Wohnungen, nicht nur in Ballungsräumen wie Stuttgart, sind Mangelware Foto: dpa

Das Land ist mit dem neuen Förderprogramm einen großen Schritt voran gekommen, kommentiert STN-Titelautor Sven Hahn.

Stuttgart - Wirtschaftsministerin Nicole Hoffmeister-Kraut ist mit dem neuen Programm zur Förderung des Wohnungsbaus einen wichtigen Schritt gegangen. Doch das liegt weder an den aufgestockten Fördermitteln noch an der Vielzahl kleiner Neuerungen, mit denen das Geld sinnvoller über das Land verteilt werden soll.

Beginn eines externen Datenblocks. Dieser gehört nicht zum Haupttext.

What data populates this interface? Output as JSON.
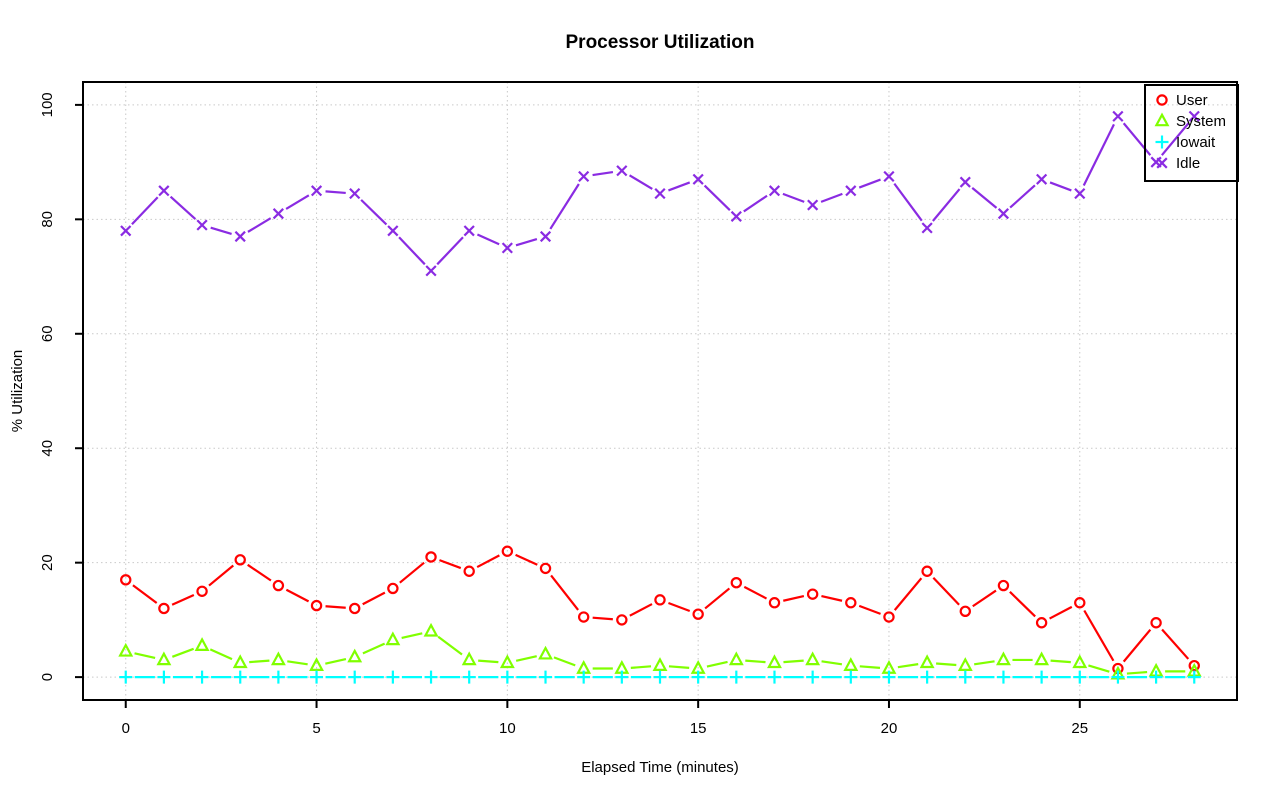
{
  "title": "Processor Utilization",
  "x_axis_label": "Elapsed Time (minutes)",
  "y_axis_label": "% Utilization",
  "legend": {
    "position": "top-right",
    "items": [
      {
        "label": "User",
        "symbol": "circle-icon",
        "color": "#FF0000"
      },
      {
        "label": "System",
        "symbol": "triangle-icon",
        "color": "#80FF00"
      },
      {
        "label": "Iowait",
        "symbol": "plus-icon",
        "color": "#00FFFF"
      },
      {
        "label": "Idle",
        "symbol": "x-icon",
        "color": "#8A2BE2"
      }
    ]
  },
  "chart_data": {
    "type": "line",
    "title": "Processor Utilization",
    "xlabel": "Elapsed Time (minutes)",
    "ylabel": "% Utilization",
    "x": [
      0,
      1,
      2,
      3,
      4,
      5,
      6,
      7,
      8,
      9,
      10,
      11,
      12,
      13,
      14,
      15,
      16,
      17,
      18,
      19,
      20,
      21,
      22,
      23,
      24,
      25,
      26,
      27,
      28
    ],
    "series": [
      {
        "name": "User",
        "color": "#FF0000",
        "symbol": "circle",
        "values": [
          17,
          12,
          15,
          20.5,
          16,
          12.5,
          12,
          15.5,
          21,
          18.5,
          22,
          19,
          10.5,
          10,
          13.5,
          11,
          16.5,
          13,
          14.5,
          13,
          10.5,
          18.5,
          11.5,
          16,
          9.5,
          13,
          1.5,
          9.5,
          2
        ]
      },
      {
        "name": "System",
        "color": "#80FF00",
        "symbol": "triangle",
        "values": [
          4.5,
          3,
          5.5,
          2.5,
          3,
          2,
          3.5,
          6.5,
          8,
          3,
          2.5,
          4,
          1.5,
          1.5,
          2,
          1.5,
          3,
          2.5,
          3,
          2,
          1.5,
          2.5,
          2,
          3,
          3,
          2.5,
          0.5,
          1,
          1
        ]
      },
      {
        "name": "Iowait",
        "color": "#00FFFF",
        "symbol": "plus",
        "values": [
          0,
          0,
          0,
          0,
          0,
          0,
          0,
          0,
          0,
          0,
          0,
          0,
          0,
          0,
          0,
          0,
          0,
          0,
          0,
          0,
          0,
          0,
          0,
          0,
          0,
          0,
          0,
          0,
          0
        ]
      },
      {
        "name": "Idle",
        "color": "#8A2BE2",
        "symbol": "x",
        "values": [
          78,
          85,
          79,
          77,
          81,
          85,
          84.5,
          78,
          71,
          78,
          75,
          77,
          87.5,
          88.5,
          84.5,
          87,
          80.5,
          85,
          82.5,
          85,
          87.5,
          78.5,
          86.5,
          81,
          87,
          84.5,
          98,
          90,
          98
        ]
      }
    ],
    "xticks": [
      0,
      5,
      10,
      15,
      20,
      25
    ],
    "yticks": [
      0,
      20,
      40,
      60,
      80,
      100
    ],
    "xlim": [
      -1.12,
      29.12
    ],
    "ylim": [
      -4,
      104
    ],
    "grid": "dotted",
    "legend_position": "top-right"
  }
}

Begriffe wie „Meilenstein“ oder „Quantensprung“ sind zwar etwas hoch gegriffen, doch der Ministerin ist tatsächlich etwas gelungen, was viele ihrer Kollegen bislang nicht geschafft haben. Sie ist zu der Erkenntnis gelangt, dass die öffentliche Hand die Wohnungsnot nicht allein lindern kann, und dass die Probleme auf dem Immobilienmarkt lediglich in Zusammenarbeit mit der privaten Bauwirtschaft gelöst werden können.

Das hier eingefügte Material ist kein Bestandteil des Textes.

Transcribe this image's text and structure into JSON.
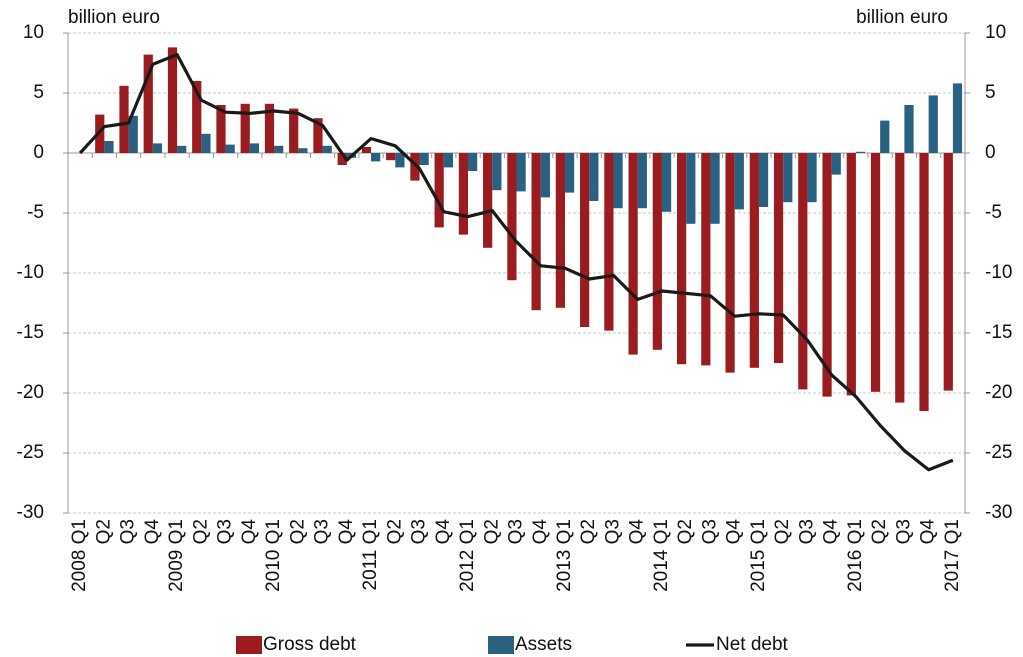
{
  "chart_data": {
    "type": "bar",
    "y_label": "billion euro",
    "y2_label": "billion euro",
    "categories": [
      "2008 Q1",
      "Q2",
      "Q3",
      "Q4",
      "2009 Q1",
      "Q2",
      "Q3",
      "Q4",
      "2010 Q1",
      "Q2",
      "Q3",
      "Q4",
      "2011 Q1",
      "Q2",
      "Q3",
      "Q4",
      "2012 Q1",
      "Q2",
      "Q3",
      "Q4",
      "2013 Q1",
      "Q2",
      "Q3",
      "Q4",
      "2014 Q1",
      "Q2",
      "Q3",
      "Q4",
      "2015 Q1",
      "Q2",
      "Q3",
      "Q4",
      "2016 Q1",
      "Q2",
      "Q3",
      "Q4",
      "2017 Q1"
    ],
    "series": [
      {
        "name": "Gross debt",
        "color": "#9b1c20",
        "kind": "bar",
        "values": [
          0,
          3.2,
          5.6,
          8.2,
          8.8,
          6.0,
          4.0,
          4.1,
          4.1,
          3.7,
          2.9,
          -1.0,
          0.5,
          -0.6,
          -2.3,
          -6.2,
          -6.8,
          -7.9,
          -10.6,
          -13.1,
          -12.9,
          -14.5,
          -14.8,
          -16.8,
          -16.4,
          -17.6,
          -17.7,
          -18.3,
          -17.9,
          -17.5,
          -19.7,
          -20.3,
          -20.2,
          -19.9,
          -20.8,
          -21.5,
          -19.8
        ]
      },
      {
        "name": "Assets",
        "color": "#2a6080",
        "kind": "bar",
        "values": [
          0,
          1.0,
          3.1,
          0.8,
          0.6,
          1.6,
          0.7,
          0.8,
          0.6,
          0.4,
          0.6,
          -0.4,
          -0.7,
          -1.2,
          -1.0,
          -1.2,
          -1.5,
          -3.1,
          -3.2,
          -3.7,
          -3.3,
          -4.0,
          -4.6,
          -4.6,
          -4.9,
          -5.9,
          -5.9,
          -4.7,
          -4.5,
          -4.1,
          -4.1,
          -1.8,
          0.1,
          2.7,
          4.0,
          4.8,
          5.8
        ]
      },
      {
        "name": "Net debt",
        "color": "#1a1a1a",
        "kind": "line",
        "values": [
          0,
          2.2,
          2.5,
          7.4,
          8.2,
          4.4,
          3.4,
          3.3,
          3.5,
          3.3,
          2.3,
          -0.6,
          1.2,
          0.6,
          -1.3,
          -4.9,
          -5.3,
          -4.8,
          -7.4,
          -9.4,
          -9.6,
          -10.5,
          -10.2,
          -12.2,
          -11.5,
          -11.7,
          -11.9,
          -13.6,
          -13.4,
          -13.5,
          -15.6,
          -18.5,
          -20.3,
          -22.7,
          -24.8,
          -26.4,
          -25.6
        ]
      }
    ],
    "ylim": [
      -30,
      10
    ],
    "yticks": [
      -30,
      -25,
      -20,
      -15,
      -10,
      -5,
      0,
      5,
      10
    ],
    "y2lim": [
      -30,
      10
    ],
    "y2ticks": [
      -30,
      -25,
      -20,
      -15,
      -10,
      -5,
      0,
      5,
      10
    ],
    "grid": true,
    "legend": "bottom"
  }
}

Fakt ist: um die Wohnungsnot effektiv zu lindern, müssen mehr Wohnungen gebaut werden. Das gilt für Ballungsräume wie Stuttgart, für Universitätsstädte wie Konstanz, Tübingen oder Heidelberg und für viele kleinere Kommunen. Doch die öffentliche Hand wird – etwa mittels kommunaler Tochtergesellschaften wie der Stuttgarter SWSG – lediglich einen Bruchteil der nötigen Anzahl neuer Wohnungen selbst bauen können. Die Erkenntnis, dass staatliche Förderung für die private Bauwirtschaft möglichst attraktiv gestaltet werden muss, ist daher tatsächlich so etwas wie ein Meilenstein.